Don’t listen to the voice telling you to give up on your goals. Don’t settle for mediocrity. Don’t limit your potential.
Instead, tune in to the power of Blind Ambition.
I’ve interviewed another female Ironman, Chrissie Wellington. Reading her book was the closest I’ve come to understanding what it takes to compete. It’s a grueling challenge. And you’re blind and you did it. What motivated you to shatter expectations?
I stumbled into shattering: I think my friends and family assume that I set out with a determination to turn the world on its ear from the get go. Truly the spirit of the initial events was more of a, “What could possibly go wrong?” to which the response was. “Everything could go wrong,” to which I then responded, “Even if everything does go wrong, this won’t kill me.”
My initial motivation was to reclaim my quality of life. When this all began, I had a smoking habit, was the life of the party, and as a result was overweight and feeling lost in my own skin. As my dad started struggling with his own health, I realized that my habits and patterns not only emulated his, in many ways they were worse than his. I started running as an attempt to reclaim my health. The result after months of trial and error and continuous improvement was not only a betterment of my physical health, but it had become a lifeline for what had been a shattered sense of self.

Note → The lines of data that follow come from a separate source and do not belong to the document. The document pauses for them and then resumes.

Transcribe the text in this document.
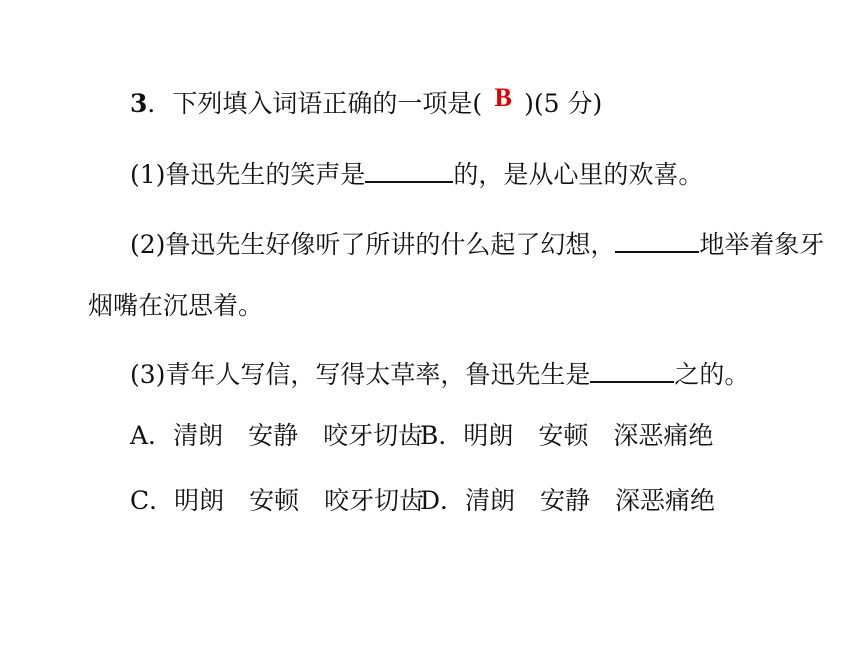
3．下列填入词语正确的一项是( B )(5 分)
(1)鲁迅先生的笑声是	的，是从心里的欢喜。
(2)鲁迅先生好像听了所讲的什么起了幻想，	地举着象牙
烟嘴在沉思着。
(3)青年人写信，写得太草率，鲁迅先生是	之的。
A．清朗　安静　咬牙切齿
B．明朗　安顿　深恶痛绝
C．明朗　安顿　咬牙切齿
D．清朗　安静　深恶痛绝
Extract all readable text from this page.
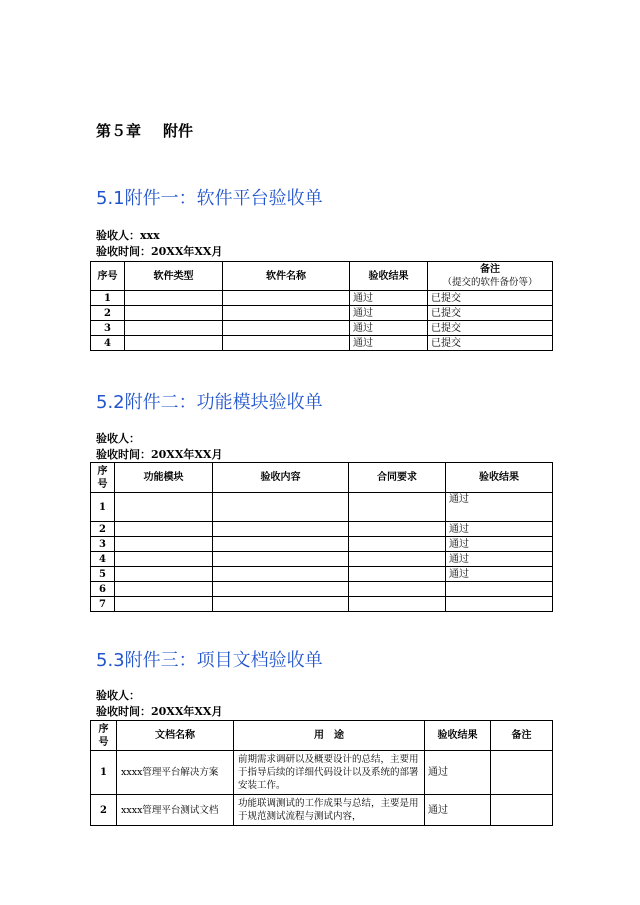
第５章 附件
5.1附件一：软件平台验收单
验收人：xxx
验收时间：20XX年XX月
序号	软件类型	软件名称	验收结果	备注
（提交的软件备份等）

1			通过	已提交
2			通过	已提交
3			通过	已提交
4			通过	已提交
5.2附件二：功能模块验收单
验收人：
验收时间：20XX年XX月
序
号	功能模块	验收内容	合同要求	验收结果
1				通过
2				通过
3				通过
4				通过
5				通过
6				
7				
5.3附件三：项目文档验收单
验收人：
验收时间：20XX年XX月
序
号	文档名称	用　途	验收结果	备注
1	xxxx管理平台解决方案	前期需求调研以及概要设计的总结，主要用于指导后续的详细代码设计以及系统的部署安装工作。	通过	
2	xxxx管理平台测试文档	功能联调测试的工作成果与总结，主要是用于规范测试流程与测试内容，	通过	
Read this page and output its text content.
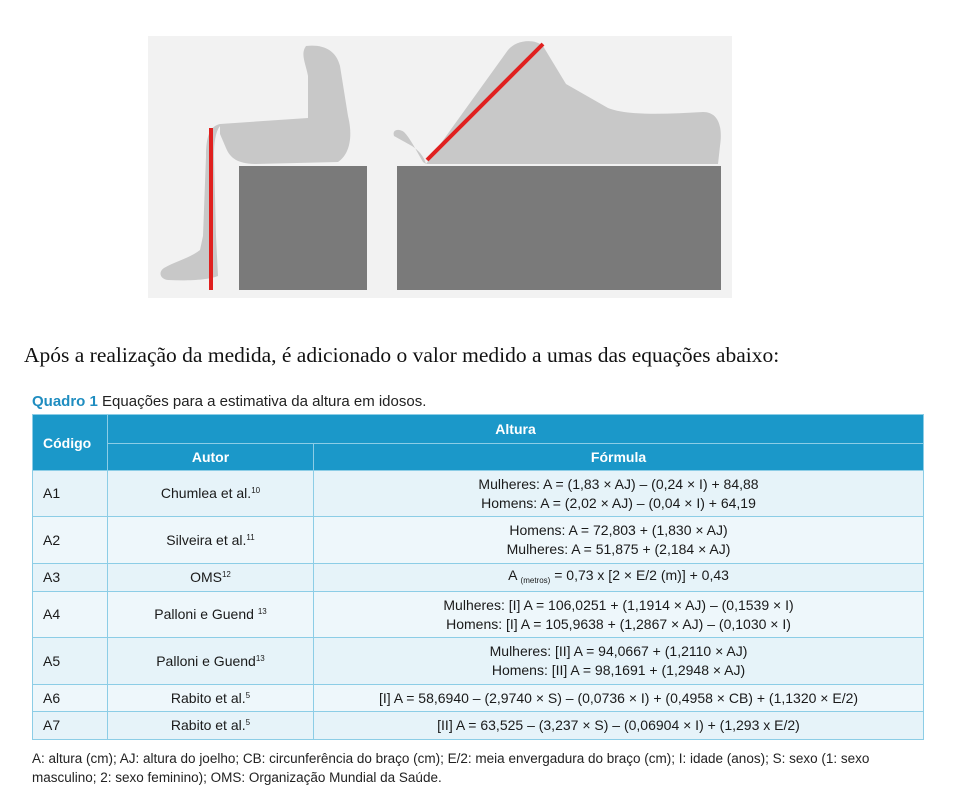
Após a realização da medida, é adicionado o valor medido a umas das equações abaixo:
Quadro 1 Equações para a estimativa da altura em idosos.
Código	Altura	
	Autor	Fórmula
A1	Chumlea et al.$^{10}$	Mulheres: A = (1,83 × AJ) – (0,24 × I) + 84,88
Homens: A = (2,02 × AJ) – (0,04 × I) + 64,19

A2	Silveira et al.$^{11}$	Homens: A = 72,803 + (1,830 × AJ)
Mulheres: A = 51,875 + (2,184 × AJ)

A3	OMS$^{12}$	A $_{(metros)}$ = 0,73 x [2 × E/2 (m)] + 0,43
A4	Palloni e Guend $^{13}$	Mulheres: [I] A = 106,0251 + (1,1914 × AJ) – (0,1539 × I)
Homens: [I] A = 105,9638 + (1,2867 × AJ) – (0,1030 × I)

A5	Palloni e Guend$^{13}$	Mulheres: [II] A = 94,0667 + (1,2110 × AJ)
Homens: [II] A = 98,1691 + (1,2948 × AJ)

A6	Rabito et al.$^5$	[I] A = 58,6940 – (2,9740 × S) – (0,0736 × I) + (0,4958 × CB) + (1,1320 × E/2)

A7	Rabito et al.$^5$	[II] A = 63,525 – (3,237 × S) – (0,06904 × I) + (1,293 x E/2)
A: altura (cm); AJ: altura do joelho; CB: circunferência do braço (cm); E/2: meia envergadura do braço (cm); I: idade (anos); S: sexo (1: sexo masculino; 2: sexo feminino); OMS: Organização Mundial da Saúde.
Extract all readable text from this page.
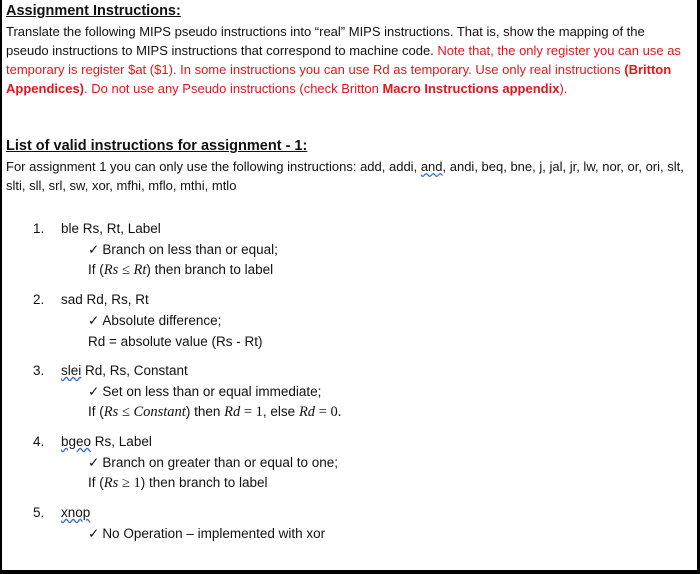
Assignment Instructions:
Translate the following MIPS pseudo instructions into “real” MIPS instructions. That is, show the mapping of the pseudo instructions to MIPS instructions that correspond to machine code. Note that, the only register you can use as temporary is register $at ($1). In some instructions you can use Rd as temporary. Use only real instructions (Britton Appendices). Do not use any Pseudo instructions (check Britton Macro Instructions appendix).
List of valid instructions for assignment - 1:
For assignment 1 you can only use the following instructions: add, addi, and, andi, beq, bne, j, jal, jr, lw, nor, or, ori, slt, slti, sll, srl, sw, xor, mfhi, mflo, mthi, mtlo
1. ble Rs, Rt, Label
✓ Branch on less than or equal;
If (Rs ≤ Rt) then branch to label
2. sad Rd, Rs, Rt
✓ Absolute difference;
Rd = absolute value (Rs - Rt)
3. slei Rd, Rs, Constant
✓ Set on less than or equal immediate;
If (Rs ≤ Constant) then Rd = 1, else Rd = 0.
4. bgeo Rs, Label
✓ Branch on greater than or equal to one;
If (Rs ≥ 1) then branch to label
5. xnop
✓ No Operation – implemented with xor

In completing my first marathon, I proved to myself that I was not and never have been damaged goods. My sense of ability was through the roof. When proposed the opportunity to take on ever increasing challenges I jumped at the chances. After years of marathoning, a friend dared me to do an ironman. When I took on ironman it was out of a curiosity and a wonder for my own capabilities. I was in way over my head. I had never swum or biked. The amount of help and coaching I needed just to finish was daunting.
There is a thriving prejudice of reduced expectations of persons with disability. I feel it every day. People are surprised when I am able to order for myself at a restaurant. People approach my friends and congratulate them on their generosity for taking the blind kid out for an adventure. People do not see me as an accomplished adult. The challenge for me every day is to fight the impulse to become a defensive person. When faced with these reduced expectations, my want is to rattle off my resume. My want is even to make that person feel lower, but what good would come of that? I know better. If I were to ever really have that honest reaction, everyone would walk away feeling awful. I acknowledge my role has to be that of a gentle educator. After my initial success in ironman, I had the opportunity to race with a hero of mine. It was then that I saw the gleam of light that I could be a competitive athlete by any standard.

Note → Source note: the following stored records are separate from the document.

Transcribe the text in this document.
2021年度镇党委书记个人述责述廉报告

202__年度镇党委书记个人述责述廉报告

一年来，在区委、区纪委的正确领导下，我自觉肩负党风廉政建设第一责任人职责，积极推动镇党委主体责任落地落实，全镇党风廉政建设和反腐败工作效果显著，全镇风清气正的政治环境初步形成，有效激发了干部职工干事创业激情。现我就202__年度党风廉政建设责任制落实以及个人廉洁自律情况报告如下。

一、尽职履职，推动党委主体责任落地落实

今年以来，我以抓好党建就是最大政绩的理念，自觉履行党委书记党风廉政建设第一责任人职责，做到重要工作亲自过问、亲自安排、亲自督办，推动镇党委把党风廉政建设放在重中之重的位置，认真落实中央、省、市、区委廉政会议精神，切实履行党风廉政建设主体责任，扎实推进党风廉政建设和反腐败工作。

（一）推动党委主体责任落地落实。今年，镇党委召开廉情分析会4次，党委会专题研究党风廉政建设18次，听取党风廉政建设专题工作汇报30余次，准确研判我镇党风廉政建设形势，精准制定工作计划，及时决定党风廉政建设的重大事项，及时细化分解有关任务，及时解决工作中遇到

I believed that if I put in the time and effort to be among the top finishers for my age group, then I could offer up an example of appropriate expectations of the blind. That is to say blind and disabled people are not lesser than, they are equal to, and in some cases even greater than those without disability. Truly it isn’t about the comparison, it is about the assumption. The efforts of persons with disability should be taken on their own merit, absent of the expectation of diminished value.
Finishing my second ironman in 11:40 was groundbreaking for me. In 10 months I had reduced my own time by three hours. I had set an example of an athlete with disability who two years into the sport could be ranked among the top 10 finishers for her age group. I was then recruited to compete at a different distance for the US National team. My secret hope is to come back to ironman after Paralympics, as I left wanting more. I know I could be among the top finishers in following my own fuel-fire-blaze hierarchy with the emotionally intrinsic goal of continuing to chip away at the reduced expectations.